---
layout: post
title:  "Reinforcement Learning"
date:   2023-03-13 10:14:54 +0700
categories: jekyll update
---

# Introduction

In the Markov decision process (MDP), we know both the transitions and the reward functions. In reinforcement learning (RL), we know neither. We still try to maximize expected utility though. This can be called online learning: when data arrives incrementally and we learn on the go. In other words, reinforcement learning is a setting where agents do some actions, receive feedback about the reward and new state it is in. That's how it learns about the environment and updates its parameters. There are two ways to go in this settings: either we estimate a markov decision process (its probabilities and rewards) to compute the optimal policy or we estimate the optimal policy directly. The first is called model based learning and the latter is called model free learning.

In model based iteration, we estimate the transition as follows:

$$ \hat{P}(s,a,s') = \frac{\text{number of times (s,a,s') occurs}}{ \text{number of times (s,a) occur}} $$

If something never happens before causing the estimate to be $$ \frac{0}{0} $$ just need to set it to $$ \frac{1}{\text{total number of states}} $$ so it is equally probable like any other states.

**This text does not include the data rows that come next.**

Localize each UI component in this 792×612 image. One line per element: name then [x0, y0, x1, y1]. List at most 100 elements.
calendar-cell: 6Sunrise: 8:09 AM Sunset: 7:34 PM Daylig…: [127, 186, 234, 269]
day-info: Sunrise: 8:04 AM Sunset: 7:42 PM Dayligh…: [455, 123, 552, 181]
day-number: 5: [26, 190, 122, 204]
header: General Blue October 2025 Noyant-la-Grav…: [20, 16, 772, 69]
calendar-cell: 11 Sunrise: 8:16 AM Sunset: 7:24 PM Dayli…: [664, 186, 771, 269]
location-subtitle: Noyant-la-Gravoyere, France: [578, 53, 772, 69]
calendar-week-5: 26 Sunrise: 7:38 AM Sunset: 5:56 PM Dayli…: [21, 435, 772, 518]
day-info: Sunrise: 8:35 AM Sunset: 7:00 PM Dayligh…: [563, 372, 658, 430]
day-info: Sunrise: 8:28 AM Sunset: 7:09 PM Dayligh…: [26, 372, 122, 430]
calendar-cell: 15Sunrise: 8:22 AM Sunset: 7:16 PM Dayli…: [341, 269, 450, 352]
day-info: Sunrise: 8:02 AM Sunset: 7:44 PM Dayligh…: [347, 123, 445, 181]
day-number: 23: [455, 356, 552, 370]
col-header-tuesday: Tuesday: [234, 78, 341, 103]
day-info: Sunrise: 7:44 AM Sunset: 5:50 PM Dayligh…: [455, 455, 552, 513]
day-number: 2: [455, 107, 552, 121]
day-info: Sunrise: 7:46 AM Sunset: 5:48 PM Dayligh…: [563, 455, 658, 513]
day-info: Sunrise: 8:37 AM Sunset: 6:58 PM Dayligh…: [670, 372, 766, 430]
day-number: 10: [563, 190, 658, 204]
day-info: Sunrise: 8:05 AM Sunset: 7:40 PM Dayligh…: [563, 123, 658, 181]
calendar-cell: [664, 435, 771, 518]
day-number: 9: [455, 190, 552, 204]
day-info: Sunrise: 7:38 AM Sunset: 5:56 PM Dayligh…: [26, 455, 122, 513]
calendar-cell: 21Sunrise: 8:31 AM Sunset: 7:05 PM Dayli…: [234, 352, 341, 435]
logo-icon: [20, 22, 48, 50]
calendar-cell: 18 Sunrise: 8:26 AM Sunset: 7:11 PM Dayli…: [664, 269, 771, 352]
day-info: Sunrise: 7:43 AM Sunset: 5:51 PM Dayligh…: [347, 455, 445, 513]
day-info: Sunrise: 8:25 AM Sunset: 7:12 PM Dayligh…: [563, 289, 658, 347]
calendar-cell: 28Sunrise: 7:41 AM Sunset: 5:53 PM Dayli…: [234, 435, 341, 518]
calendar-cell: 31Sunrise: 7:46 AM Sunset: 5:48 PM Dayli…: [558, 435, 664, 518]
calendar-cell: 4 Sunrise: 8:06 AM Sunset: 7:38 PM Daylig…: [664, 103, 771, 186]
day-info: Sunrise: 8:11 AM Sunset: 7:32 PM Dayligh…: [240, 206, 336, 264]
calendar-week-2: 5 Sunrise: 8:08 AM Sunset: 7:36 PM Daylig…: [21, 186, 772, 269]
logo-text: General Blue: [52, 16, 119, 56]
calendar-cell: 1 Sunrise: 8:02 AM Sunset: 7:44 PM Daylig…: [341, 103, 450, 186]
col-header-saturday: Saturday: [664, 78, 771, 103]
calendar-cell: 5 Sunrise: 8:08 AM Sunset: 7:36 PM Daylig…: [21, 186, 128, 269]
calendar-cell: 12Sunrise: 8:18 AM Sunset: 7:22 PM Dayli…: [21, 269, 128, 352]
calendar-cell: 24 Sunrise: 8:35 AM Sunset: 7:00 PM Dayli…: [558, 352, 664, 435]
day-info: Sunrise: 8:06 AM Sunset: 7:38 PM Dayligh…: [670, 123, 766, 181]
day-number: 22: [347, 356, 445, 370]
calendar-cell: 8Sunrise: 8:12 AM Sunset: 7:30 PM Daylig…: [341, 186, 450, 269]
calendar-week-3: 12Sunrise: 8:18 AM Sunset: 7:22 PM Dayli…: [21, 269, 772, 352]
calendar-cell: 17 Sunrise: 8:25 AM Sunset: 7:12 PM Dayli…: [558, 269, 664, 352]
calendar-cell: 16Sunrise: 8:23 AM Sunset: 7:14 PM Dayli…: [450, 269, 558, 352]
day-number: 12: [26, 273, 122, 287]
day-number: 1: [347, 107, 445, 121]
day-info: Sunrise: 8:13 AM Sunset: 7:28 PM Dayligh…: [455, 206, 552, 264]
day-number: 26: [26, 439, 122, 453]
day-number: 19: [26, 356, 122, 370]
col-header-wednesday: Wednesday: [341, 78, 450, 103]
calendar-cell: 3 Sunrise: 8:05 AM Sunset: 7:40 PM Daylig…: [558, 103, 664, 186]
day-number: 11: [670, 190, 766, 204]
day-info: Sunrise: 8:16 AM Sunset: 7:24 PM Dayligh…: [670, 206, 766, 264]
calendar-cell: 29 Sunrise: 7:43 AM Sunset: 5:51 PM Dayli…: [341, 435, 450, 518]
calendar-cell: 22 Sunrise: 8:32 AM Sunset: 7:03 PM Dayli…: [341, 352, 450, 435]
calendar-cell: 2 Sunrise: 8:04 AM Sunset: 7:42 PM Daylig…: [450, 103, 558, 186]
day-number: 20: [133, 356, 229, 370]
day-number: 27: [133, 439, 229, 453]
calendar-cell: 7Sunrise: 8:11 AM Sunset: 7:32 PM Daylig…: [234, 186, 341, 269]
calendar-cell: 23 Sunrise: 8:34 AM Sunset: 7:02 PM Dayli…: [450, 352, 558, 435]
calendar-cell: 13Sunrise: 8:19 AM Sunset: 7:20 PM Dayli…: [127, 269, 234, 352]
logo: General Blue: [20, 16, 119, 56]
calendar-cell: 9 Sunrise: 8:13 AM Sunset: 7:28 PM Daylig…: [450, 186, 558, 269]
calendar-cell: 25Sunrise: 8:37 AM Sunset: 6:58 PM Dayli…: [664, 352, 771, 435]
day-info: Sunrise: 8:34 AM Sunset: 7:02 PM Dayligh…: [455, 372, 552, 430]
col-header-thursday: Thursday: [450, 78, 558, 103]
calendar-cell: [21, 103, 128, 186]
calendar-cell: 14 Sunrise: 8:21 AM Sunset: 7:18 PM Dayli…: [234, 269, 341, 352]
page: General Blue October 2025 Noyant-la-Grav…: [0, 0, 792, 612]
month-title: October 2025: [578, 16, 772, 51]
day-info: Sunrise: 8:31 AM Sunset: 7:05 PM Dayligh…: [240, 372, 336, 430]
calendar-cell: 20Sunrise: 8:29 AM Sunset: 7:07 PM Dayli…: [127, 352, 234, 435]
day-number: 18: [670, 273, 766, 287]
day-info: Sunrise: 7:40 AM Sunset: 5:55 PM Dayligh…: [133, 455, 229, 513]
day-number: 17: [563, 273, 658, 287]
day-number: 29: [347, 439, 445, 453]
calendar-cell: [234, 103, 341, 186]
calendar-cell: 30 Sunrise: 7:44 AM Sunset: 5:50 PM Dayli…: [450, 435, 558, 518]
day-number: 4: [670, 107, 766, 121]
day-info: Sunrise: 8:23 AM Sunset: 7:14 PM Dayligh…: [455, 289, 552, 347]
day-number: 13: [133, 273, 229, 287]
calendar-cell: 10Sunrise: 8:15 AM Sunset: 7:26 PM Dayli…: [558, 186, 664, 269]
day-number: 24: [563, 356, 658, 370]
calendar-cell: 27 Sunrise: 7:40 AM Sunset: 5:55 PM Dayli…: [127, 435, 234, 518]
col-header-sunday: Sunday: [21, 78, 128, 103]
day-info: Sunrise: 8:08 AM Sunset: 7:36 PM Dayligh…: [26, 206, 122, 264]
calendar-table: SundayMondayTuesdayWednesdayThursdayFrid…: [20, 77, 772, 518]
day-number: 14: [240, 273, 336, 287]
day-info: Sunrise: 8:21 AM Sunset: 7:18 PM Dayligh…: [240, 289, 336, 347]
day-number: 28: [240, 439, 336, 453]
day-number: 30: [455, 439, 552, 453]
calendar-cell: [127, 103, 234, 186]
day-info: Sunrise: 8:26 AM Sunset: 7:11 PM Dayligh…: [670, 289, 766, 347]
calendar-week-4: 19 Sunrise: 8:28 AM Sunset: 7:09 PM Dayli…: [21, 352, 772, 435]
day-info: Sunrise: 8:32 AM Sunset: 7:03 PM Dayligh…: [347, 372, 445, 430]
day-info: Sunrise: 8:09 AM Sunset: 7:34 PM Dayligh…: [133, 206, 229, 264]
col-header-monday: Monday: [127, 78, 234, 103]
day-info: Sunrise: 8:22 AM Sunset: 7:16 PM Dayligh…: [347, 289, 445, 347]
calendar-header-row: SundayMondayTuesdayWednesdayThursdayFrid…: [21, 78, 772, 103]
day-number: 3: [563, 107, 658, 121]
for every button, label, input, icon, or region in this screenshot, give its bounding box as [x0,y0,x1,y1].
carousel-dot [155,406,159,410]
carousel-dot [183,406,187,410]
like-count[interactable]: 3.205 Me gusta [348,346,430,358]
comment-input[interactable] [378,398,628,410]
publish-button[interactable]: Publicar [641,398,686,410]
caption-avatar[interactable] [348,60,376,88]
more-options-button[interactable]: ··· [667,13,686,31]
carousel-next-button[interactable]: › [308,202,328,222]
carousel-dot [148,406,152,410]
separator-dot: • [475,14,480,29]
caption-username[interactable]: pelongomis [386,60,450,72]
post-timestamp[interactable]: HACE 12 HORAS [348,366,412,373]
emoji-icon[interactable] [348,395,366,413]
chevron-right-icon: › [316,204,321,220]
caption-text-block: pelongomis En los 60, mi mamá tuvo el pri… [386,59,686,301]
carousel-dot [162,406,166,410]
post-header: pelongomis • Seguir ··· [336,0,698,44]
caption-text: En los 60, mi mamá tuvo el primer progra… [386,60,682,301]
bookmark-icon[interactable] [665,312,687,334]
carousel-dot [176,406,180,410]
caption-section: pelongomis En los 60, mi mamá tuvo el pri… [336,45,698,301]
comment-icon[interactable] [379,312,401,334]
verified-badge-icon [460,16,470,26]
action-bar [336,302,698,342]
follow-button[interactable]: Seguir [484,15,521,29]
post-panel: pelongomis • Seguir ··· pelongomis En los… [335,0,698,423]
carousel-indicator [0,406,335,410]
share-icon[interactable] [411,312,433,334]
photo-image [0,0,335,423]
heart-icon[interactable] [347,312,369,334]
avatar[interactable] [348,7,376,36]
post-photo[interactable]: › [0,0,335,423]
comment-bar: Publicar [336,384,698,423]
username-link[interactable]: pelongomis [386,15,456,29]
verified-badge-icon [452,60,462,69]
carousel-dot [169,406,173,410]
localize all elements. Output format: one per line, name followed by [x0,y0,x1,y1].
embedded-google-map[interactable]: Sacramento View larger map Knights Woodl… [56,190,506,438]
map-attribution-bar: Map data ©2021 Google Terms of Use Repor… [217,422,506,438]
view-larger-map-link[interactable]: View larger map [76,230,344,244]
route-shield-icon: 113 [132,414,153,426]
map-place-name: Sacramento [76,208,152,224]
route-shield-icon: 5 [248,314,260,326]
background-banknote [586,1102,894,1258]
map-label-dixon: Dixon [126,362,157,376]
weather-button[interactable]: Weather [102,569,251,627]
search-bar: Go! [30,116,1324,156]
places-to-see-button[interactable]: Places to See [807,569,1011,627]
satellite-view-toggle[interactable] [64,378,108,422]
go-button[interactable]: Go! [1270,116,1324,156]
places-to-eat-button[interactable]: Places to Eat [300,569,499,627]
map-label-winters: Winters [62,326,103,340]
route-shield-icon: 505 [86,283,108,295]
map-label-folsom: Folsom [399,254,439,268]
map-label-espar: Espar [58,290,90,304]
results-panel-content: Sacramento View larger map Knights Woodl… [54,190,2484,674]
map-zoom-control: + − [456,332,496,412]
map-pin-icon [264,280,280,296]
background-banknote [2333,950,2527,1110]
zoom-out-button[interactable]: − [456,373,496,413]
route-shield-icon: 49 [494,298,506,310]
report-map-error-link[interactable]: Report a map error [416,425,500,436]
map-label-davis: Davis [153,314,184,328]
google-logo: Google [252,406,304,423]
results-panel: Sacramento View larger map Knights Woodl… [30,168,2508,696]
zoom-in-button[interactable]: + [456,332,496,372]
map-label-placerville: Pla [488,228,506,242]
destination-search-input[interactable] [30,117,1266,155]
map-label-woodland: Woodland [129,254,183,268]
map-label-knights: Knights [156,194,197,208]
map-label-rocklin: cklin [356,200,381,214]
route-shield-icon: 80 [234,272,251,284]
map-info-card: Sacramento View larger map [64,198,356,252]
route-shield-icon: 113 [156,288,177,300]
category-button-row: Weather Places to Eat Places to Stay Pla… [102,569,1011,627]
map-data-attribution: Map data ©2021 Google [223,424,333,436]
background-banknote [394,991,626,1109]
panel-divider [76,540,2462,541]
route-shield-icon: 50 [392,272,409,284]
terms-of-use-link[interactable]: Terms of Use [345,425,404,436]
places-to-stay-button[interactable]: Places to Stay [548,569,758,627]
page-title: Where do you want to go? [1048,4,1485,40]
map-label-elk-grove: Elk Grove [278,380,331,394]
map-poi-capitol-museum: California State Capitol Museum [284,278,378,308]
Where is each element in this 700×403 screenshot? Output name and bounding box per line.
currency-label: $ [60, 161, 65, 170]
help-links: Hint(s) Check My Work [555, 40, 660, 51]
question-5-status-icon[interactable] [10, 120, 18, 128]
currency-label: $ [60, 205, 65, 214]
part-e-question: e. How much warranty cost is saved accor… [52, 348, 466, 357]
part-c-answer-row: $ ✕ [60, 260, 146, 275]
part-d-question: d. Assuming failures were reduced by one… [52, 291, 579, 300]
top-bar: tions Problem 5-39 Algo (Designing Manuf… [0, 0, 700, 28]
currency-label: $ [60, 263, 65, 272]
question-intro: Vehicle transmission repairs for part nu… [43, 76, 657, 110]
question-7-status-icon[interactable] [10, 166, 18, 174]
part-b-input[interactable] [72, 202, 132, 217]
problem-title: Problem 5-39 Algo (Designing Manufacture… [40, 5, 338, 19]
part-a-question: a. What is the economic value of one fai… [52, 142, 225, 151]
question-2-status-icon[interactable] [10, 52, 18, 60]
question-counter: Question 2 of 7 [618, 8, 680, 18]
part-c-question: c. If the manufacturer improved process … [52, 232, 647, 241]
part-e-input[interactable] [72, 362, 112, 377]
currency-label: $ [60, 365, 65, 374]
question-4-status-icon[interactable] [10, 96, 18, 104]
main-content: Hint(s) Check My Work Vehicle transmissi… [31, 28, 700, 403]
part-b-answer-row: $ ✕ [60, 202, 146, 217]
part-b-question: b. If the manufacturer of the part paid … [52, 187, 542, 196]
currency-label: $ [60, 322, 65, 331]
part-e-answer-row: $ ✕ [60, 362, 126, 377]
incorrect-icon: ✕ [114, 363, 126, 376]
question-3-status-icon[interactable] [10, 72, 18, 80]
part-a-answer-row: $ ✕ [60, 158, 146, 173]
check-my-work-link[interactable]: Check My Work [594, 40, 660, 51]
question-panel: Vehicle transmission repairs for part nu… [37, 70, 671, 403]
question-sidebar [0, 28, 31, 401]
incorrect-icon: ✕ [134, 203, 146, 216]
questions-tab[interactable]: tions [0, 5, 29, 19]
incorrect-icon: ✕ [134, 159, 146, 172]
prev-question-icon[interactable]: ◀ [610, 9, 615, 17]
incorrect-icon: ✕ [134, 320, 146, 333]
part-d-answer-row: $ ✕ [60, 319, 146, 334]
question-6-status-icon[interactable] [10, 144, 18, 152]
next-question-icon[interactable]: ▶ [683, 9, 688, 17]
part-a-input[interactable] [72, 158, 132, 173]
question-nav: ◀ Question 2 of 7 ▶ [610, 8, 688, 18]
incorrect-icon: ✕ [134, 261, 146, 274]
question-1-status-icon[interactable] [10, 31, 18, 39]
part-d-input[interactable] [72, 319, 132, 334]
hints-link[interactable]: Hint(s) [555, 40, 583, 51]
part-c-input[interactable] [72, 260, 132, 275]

And the rewards could be estimated by averaging the observed reward in state s:

$$ \hat{R} (s,a,s') = r in (s,a,r,s') $$ 

Now we can use those estimates above to solve the MDP through policy or value evaluation. In general, the algorithm is executed as follows:

- Initialize random policy $$ \pi $$

- Run $$ \pi $$ for a number of times

- Using the accumulated experience in the MDP, estimate P and R

- Use value iteration to estimate V

- Update $$ \pi $$ using a greedy manner (choose what is simply best at that point)

In model free iteration, we estimate $$ V^* $$ directly. Imagine when we don't know P and R, we are in state s, and we take action a, then we end up in state s' with reward r'. Given that, $$ Q_{\pi}(s,a) $$ is the expected utility starting at s, taking action a and then follow policy $$ \pi $$. The utility is simply the discounted cashflow from that point t. With that settings, the estimated expected utility of policy $$ \pi $$ at s would be the average of utility at t $$ u_t $$. $$ \hat{Q}_{\pi}(s,a) $$ can be estimated to be the convex combination of itself and u with (s,a,u): $$ \hat{Q}_{\pi} (s,a) \leftarrow (1 - \alpha) \hat{Q}_{\pi} (s,a) + \alpha u $$ with $$ \alpha = \frac{1}{1+(\text{number of updates to (s,a)})} $$

This is equivalent to:

$$ \Leftrightarrow \hat{Q}_{\pi}(s,a) \leftarrow \hat{Q}_{\pi}(s,a) - \alpha (\hat{Q}_{\pi}(s,a) - u) $$ 

This looks like the update rule for a linear regression using (stochastic) gradient descent. The objective is to least the squares: $$ (\hat{Q}_{\pi}(s,a) - u)^2 $$. $$ \hat{Q}_{\pi}(s,a) $$ can be treated as the prediction and u is the ground truth, this regression would be updated as data coming in (hence the name online learning).